Only 31 rhinoceros were counted during a 10-day survey, from May 17-27, 2007 conducted in Bardia National Park, according to the national authority, the Department of National Parks and Wildlife Conservation in Nepal. The previous rhino census, carried out in 2000 in this park found a total of 67 rhinos - 37 in the Geruwa River floodplain, and 30 in the Babai River floodplain.
Since 1986, 83 rhinos have been translocated to Bardia National Park from Chitwan to create a new viable population. Five rhinos are believed to have migrated to Katerniaghat Wildlife Sanctuary in India from the national park through the Khata forest corridor.
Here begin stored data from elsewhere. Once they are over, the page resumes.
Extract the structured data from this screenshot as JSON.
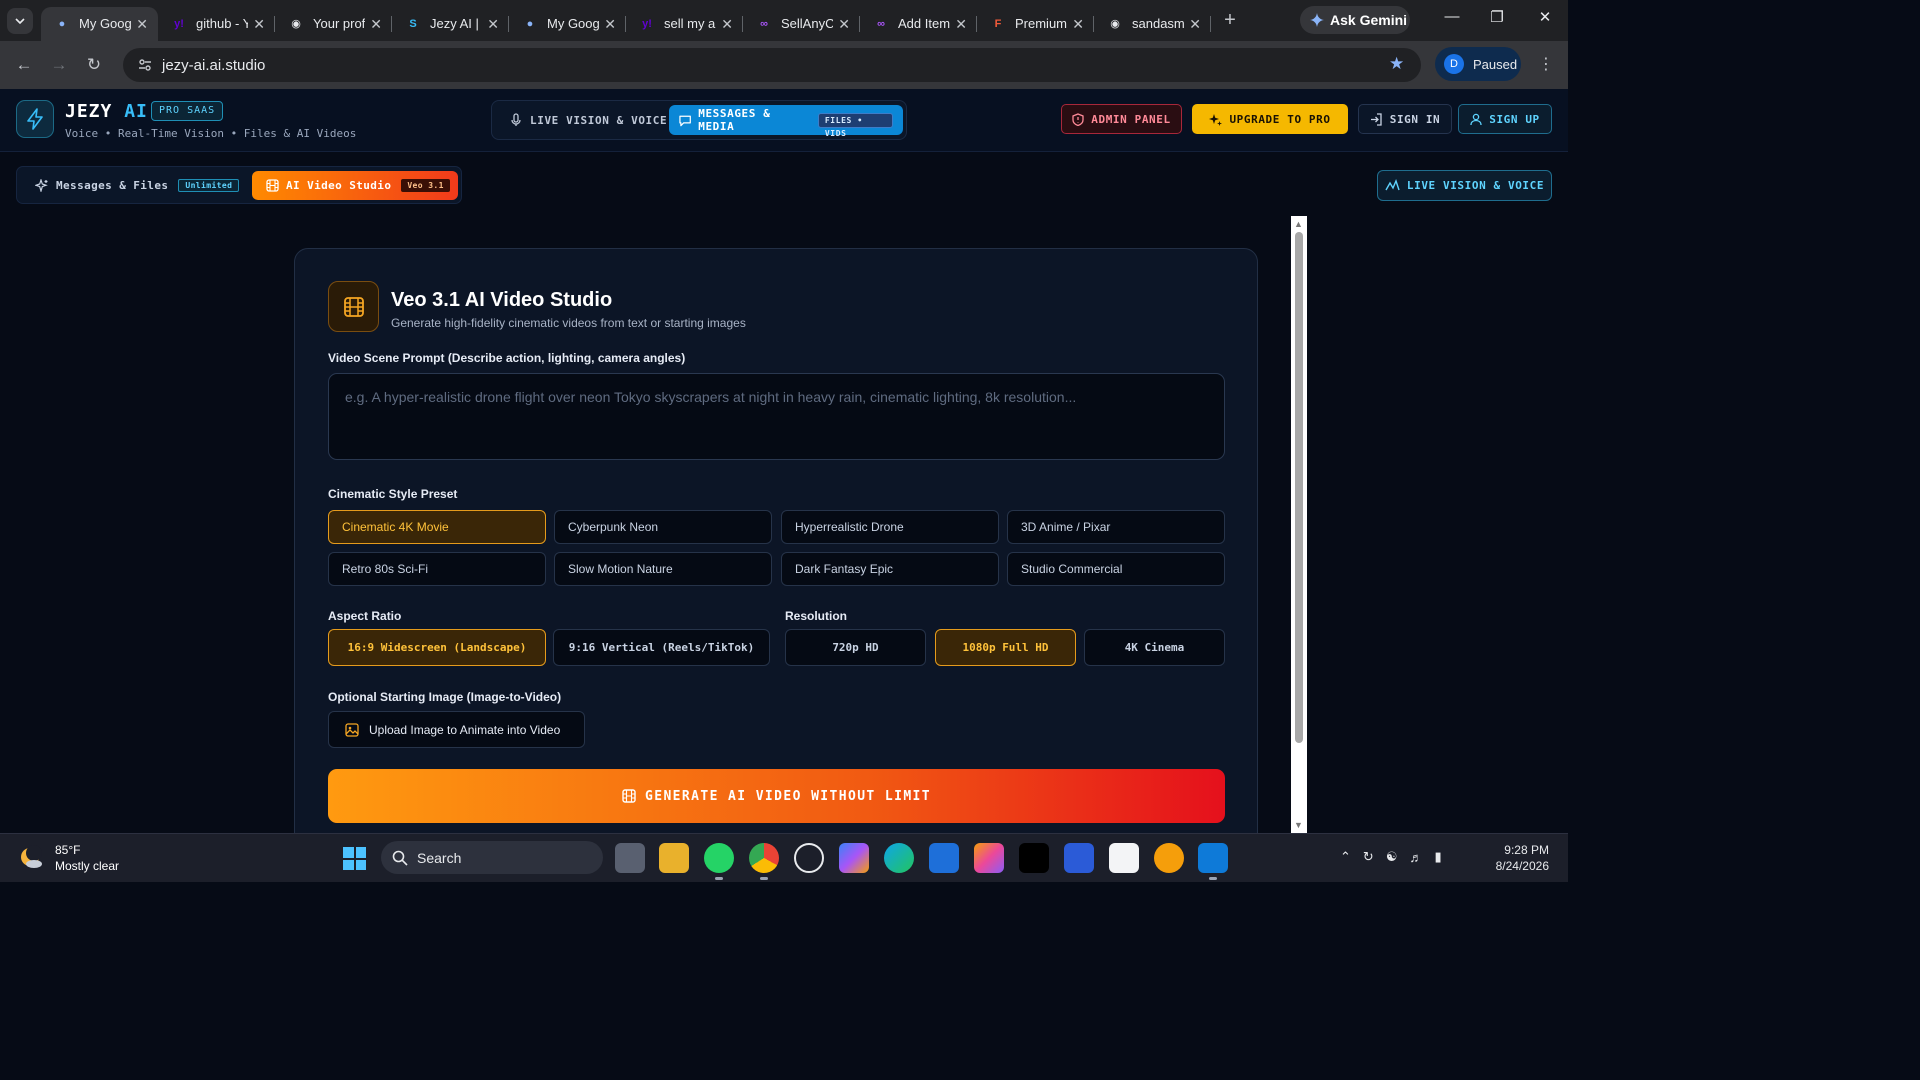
{
  "browser": {
    "tabs": [
      {
        "title": "My Google",
        "favicon": "globe-icon",
        "active": true
      },
      {
        "title": "github - Yahoo",
        "favicon": "yahoo-icon",
        "active": false
      },
      {
        "title": "Your profile",
        "favicon": "github-icon",
        "active": false
      },
      {
        "title": "Jezy AI | Pro",
        "favicon": "jezy-icon",
        "active": false
      },
      {
        "title": "My Google",
        "favicon": "globe-icon",
        "active": false
      },
      {
        "title": "sell my app",
        "favicon": "yahoo-icon",
        "active": false
      },
      {
        "title": "SellAnyCode",
        "favicon": "sellany-icon",
        "active": false
      },
      {
        "title": "Add Item",
        "favicon": "sellany-icon",
        "active": false
      },
      {
        "title": "Premium",
        "favicon": "f-icon",
        "active": false
      },
      {
        "title": "sandasm",
        "favicon": "github-icon",
        "active": false
      }
    ],
    "gemini_label": "Ask Gemini",
    "url": "jezy-ai.ai.studio",
    "profile_initial": "D",
    "profile_status": "Paused"
  },
  "app": {
    "brand": "JEZY",
    "brand_accent": "AI",
    "badge": "PRO SAAS",
    "tagline": "Voice • Real-Time Vision • Files & AI Videos",
    "modes": {
      "live": "LIVE VISION & VOICE",
      "messages": "MESSAGES & MEDIA",
      "messages_badge": "FILES • VIDS"
    },
    "header_buttons": {
      "admin": "ADMIN PANEL",
      "upgrade": "UPGRADE TO PRO",
      "sign_in": "SIGN IN",
      "sign_up": "SIGN UP"
    },
    "subtabs": {
      "messages": "Messages & Files",
      "messages_badge": "Unlimited",
      "video": "AI Video Studio",
      "video_badge": "Veo 3.1"
    },
    "live_button": "LIVE VISION & VOICE",
    "accent_color": "#f5b800",
    "primary_color": "#0b87d6"
  },
  "studio": {
    "title": "Veo 3.1 AI Video Studio",
    "subtitle": "Generate high-fidelity cinematic videos from text or starting images",
    "prompt_label": "Video Scene Prompt (Describe action, lighting, camera angles)",
    "prompt_placeholder": "e.g. A hyper-realistic drone flight over neon Tokyo skyscrapers at night in heavy rain, cinematic lighting, 8k resolution...",
    "prompt_value": "",
    "style_label": "Cinematic Style Preset",
    "styles": [
      "Cinematic 4K Movie",
      "Cyberpunk Neon",
      "Hyperrealistic Drone",
      "3D Anime / Pixar",
      "Retro 80s Sci-Fi",
      "Slow Motion Nature",
      "Dark Fantasy Epic",
      "Studio Commercial"
    ],
    "selected_style": "Cinematic 4K Movie",
    "aspect_label": "Aspect Ratio",
    "aspects": [
      "16:9 Widescreen (Landscape)",
      "9:16 Vertical (Reels/TikTok)"
    ],
    "selected_aspect": "16:9 Widescreen (Landscape)",
    "resolution_label": "Resolution",
    "resolutions": [
      "720p HD",
      "1080p Full HD",
      "4K Cinema"
    ],
    "selected_resolution": "1080p Full HD",
    "image_label": "Optional Starting Image (Image-to-Video)",
    "upload_label": "Upload Image to Animate into Video",
    "generate_label": "GENERATE AI VIDEO WITHOUT LIMIT"
  },
  "taskbar": {
    "temperature": "85°F",
    "weather": "Mostly clear",
    "search_label": "Search",
    "time": "9:28 PM",
    "date": "8/24/2026"
  }
}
The acute situation of the conflict in the past few years greatly impacted conservation in the area when the 15 existing security posts were decreased to just 6 to cover an area of 240,000 acres. "The Babai River floodplain, main habitat of rhinos, saw no national park officials neither security staff for a period of three years. During this time a huge number of wild animals were poached," states a press release from the Department of National Parks and Wildlife Conservation. Several additional posts have been reinstated since the restoration of peace in April 2006.
The rhino census was conducted by 12 researchers on individual elephants walking parallel to each other in a single direction on a pre-determined route to collect data along transects. The distance between each two elephants was about 330 to 650 feet and this helped calculate the area surveyed or swept in the rhino habitat. Each rhino observed was individually numbered and a merge figure was developed by combining age, sex, horn and body characteristics. The basis to identify individual animals included shape and size of horn, folds present in the neck and rump, special body marks (cuts, scars, skin lobes) and other special characteristics present on both flanks of the body. Special attention was given to differentiate sex among rhinoceros observed during census to estimate sex ratio. This census was supported by WWF Nepal and National Trust for Nature Conservation.
"The results of the 2007 Rhino Census in Bardia National Park will not discourage our conservation efforts," says Anil Manandhar, Country Representative of WWF Nepal. "If anything, we should all redouble our efforts to save this endangered species from the threats of illegal wildlife trade and loss of habitat."